A lot of the mechanism that were set in place for the secularization of Great Britain are at work in churches today. One area where this has stood out to me particularly is youth group. Since I work as a youth pastor that is the area of the church that I am most familiar with.
When I first started working as a youth pastor in 2005 I soon started to feel uneasy about some of the youth curriculum (Sunday School etc.) that is published. At this point and time I was not able to put words to this uneasy feeling. A few years down the road I discovered that a lot of teaching was in fact separated from the Gospel. In essence the “point” of the lesson did not need the gospel – it was simply teach people good morals. When I picture a middle school or high school students hearing some of these lessons I wonder what they hear and learn.

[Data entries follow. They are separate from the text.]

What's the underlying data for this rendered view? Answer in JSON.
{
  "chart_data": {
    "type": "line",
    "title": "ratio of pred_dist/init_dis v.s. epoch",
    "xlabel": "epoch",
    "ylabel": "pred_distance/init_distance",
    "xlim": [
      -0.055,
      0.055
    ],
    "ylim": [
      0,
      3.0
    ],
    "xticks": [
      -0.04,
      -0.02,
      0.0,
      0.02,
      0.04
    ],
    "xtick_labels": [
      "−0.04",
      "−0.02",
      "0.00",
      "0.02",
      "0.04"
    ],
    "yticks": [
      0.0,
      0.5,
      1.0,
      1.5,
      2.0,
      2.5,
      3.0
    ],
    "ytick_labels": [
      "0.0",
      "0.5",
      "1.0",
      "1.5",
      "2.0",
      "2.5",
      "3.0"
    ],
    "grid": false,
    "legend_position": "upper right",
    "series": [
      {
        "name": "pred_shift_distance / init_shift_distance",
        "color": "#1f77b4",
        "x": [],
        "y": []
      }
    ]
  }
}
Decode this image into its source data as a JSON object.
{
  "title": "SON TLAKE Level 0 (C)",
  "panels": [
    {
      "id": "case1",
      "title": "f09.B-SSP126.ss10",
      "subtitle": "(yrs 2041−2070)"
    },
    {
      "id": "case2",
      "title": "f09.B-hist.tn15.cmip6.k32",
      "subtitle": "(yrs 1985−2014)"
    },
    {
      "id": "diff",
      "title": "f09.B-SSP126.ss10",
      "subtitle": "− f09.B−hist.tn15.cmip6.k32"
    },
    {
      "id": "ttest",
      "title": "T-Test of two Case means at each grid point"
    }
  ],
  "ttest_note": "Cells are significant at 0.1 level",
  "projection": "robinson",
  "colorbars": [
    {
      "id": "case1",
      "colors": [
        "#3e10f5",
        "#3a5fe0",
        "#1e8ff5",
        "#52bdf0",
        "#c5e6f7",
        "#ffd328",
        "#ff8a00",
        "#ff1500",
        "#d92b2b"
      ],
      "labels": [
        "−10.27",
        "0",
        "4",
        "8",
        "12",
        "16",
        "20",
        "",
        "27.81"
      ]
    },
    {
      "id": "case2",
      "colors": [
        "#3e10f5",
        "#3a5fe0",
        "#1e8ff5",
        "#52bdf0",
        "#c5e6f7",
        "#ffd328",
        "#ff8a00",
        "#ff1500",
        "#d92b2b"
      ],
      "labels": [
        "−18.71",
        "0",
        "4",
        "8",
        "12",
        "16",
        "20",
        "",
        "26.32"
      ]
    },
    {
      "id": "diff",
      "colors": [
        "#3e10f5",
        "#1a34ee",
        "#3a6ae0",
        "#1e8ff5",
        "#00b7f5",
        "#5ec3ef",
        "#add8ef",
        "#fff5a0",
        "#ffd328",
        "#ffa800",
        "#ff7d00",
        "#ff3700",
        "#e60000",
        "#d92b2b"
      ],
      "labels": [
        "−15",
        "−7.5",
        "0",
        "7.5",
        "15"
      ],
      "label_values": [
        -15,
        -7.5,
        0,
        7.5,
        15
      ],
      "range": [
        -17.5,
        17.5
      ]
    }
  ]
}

I believe that for most people who created those lessons they had the Gospel in mind and for them the connection between this ethical behavior and what Jesus has done is clear. I wonder if this comes across in the lesson though. A lot of the lessons just seem to be about the things that we can do – be a better person, be nice, love others etc. But the idea that we are a new creation that we are no longer slaves to sin and are meant to live lives unto God seems to get lost. Furthermore, the power of the Holy Spirit in our life is ignored.
Without wanting to be overcritical whether we intend to or not we often communicate moral messages that are not based on the Gospel. A lot of the lessons sounds like self-help. One thing that children and youth workers can do is to teach clearly that we are grace and Spirit enabled people.